The issue of reliability of self-report about tobacco use among psychiatric patients has not been studied adequately. Takeuchi et al
. (2010) reported the first study of reliability of self-report of smoking among patients with schizophrenia.[14
] The correlation between the self-reported smoking and breath CO levels was lost with an increase in duration of psychiatric illness. We could not come across any other study on this issue. We made use of urinary cotinine levels as a biomarker for recent tobacco use. Urine cotinine level has been recognized as a useful biomarker of recent tobacco use. Use of urinary cotinine levels (>50 ng/ml) to validate the self-report of tobacco use has been recommended in medical settings.[23
Use of tobacco products by psychiatric patients is associated with a poor treatment response and worsening of the long-term course.[24
] Additionally, it exposes these individuals to the harmful effects of tobacco. Tobacco use continues to be the single largest preventable cause of death globally. Tobacco use is a likely contributor to a relatively higher mortality rate seen among patients with psychiatric disorders.[25
] Smoking has also shown to increase the requirement of neuroleptics.[26
Co-morbid use of tobacco products by psychiatric patients is likely to get unnoticed if not assessed properly. Mentally ill receive tobacco treatment on only 12% of their visits to a psychiatrist and 38% of their visits to a primary care physician.[27
A focus on the presenting axis I psychiatric illness could overshadow the tobacco use problem among these individuals. Use of biomarkers such as urinary cotinine level can help improve the recognition rate of recent tobacco use by these patients. This information would be of help while planning an appropriate management for them.
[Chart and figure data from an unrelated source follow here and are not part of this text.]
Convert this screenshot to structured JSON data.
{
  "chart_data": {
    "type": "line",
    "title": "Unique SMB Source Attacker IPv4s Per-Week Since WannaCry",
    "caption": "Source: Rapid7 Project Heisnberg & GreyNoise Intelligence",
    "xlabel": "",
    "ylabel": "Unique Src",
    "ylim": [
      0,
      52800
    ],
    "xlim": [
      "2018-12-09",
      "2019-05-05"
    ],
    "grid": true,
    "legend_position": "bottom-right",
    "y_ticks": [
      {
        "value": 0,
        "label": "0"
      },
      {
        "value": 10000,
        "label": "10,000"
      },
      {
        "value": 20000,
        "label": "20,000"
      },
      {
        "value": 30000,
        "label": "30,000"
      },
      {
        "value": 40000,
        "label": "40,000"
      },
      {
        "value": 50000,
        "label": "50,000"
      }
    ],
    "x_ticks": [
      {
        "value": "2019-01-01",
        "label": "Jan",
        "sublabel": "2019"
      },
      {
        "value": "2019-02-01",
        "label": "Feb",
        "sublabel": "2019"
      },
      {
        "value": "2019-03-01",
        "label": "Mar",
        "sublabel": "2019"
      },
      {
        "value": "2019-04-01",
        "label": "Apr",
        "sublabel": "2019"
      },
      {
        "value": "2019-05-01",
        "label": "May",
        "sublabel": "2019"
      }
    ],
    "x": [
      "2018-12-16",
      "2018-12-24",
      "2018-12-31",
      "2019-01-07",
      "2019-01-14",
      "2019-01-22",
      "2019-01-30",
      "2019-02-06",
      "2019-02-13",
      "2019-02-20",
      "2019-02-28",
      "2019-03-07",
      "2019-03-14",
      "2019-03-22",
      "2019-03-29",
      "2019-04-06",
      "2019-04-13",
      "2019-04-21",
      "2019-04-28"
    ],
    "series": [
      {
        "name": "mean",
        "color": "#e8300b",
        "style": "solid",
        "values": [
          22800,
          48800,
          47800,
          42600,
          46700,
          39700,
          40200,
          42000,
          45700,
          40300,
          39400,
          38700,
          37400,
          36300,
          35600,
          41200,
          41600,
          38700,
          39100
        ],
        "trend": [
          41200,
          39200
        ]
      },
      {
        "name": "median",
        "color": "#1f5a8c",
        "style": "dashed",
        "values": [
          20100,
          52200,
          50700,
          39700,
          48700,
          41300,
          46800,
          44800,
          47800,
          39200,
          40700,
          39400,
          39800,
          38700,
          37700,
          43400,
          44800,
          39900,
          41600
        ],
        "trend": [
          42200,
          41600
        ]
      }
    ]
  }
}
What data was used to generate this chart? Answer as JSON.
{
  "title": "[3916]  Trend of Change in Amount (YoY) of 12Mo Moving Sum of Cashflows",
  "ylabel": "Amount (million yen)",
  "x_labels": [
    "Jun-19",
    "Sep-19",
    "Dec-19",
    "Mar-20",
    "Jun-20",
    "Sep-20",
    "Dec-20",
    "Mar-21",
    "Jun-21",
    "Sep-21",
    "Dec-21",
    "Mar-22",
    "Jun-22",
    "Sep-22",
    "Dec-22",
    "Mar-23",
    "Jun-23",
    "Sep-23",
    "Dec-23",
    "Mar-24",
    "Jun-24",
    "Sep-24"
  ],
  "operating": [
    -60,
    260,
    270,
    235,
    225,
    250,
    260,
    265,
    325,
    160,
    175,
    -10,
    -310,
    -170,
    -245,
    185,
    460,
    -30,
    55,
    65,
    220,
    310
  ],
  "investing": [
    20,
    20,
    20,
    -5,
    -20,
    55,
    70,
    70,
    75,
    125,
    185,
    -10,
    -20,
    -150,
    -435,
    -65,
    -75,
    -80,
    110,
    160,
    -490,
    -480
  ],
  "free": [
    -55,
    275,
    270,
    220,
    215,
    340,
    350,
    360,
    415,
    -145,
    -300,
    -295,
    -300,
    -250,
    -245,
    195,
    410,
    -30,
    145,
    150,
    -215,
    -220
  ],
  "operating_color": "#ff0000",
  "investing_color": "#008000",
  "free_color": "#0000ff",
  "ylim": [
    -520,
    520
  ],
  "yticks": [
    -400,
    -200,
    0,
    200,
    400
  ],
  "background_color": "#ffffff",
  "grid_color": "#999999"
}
The current study has certain strengths. We used an objective biomarker in urine cotinine levels to corroborate the self-report. Additionally, we carried out a quantitative analysis of the urine cotinine levels. We analyzed the data using the two extreme cut off values of urinary cotinine levels. This was done keeping in mind use of different threshold for this value across studies.[17
] However, the concordance rates were poor with both these cut-off values.
However, it is a pilot study with a relatively small sample size. Use of the study subjects as self-controls partly takes care of the issue of sample size. A conclusive sample size could not be estimated due to absence of prior work. The current study sample comprised of a heterogeneous group of different psychiatric disorders as we recruited a consecutive sample presenting to the out-patient psychiatry department. The issue needs to be studied among specific psychiatric illness groups. Also the findings need to be replicated in larger samples from different centers and settings. Additionally, we recruited only male subjects in the current study from a follow up out-patient setting. It would be interesting to compare the findings from female psychiatric patients.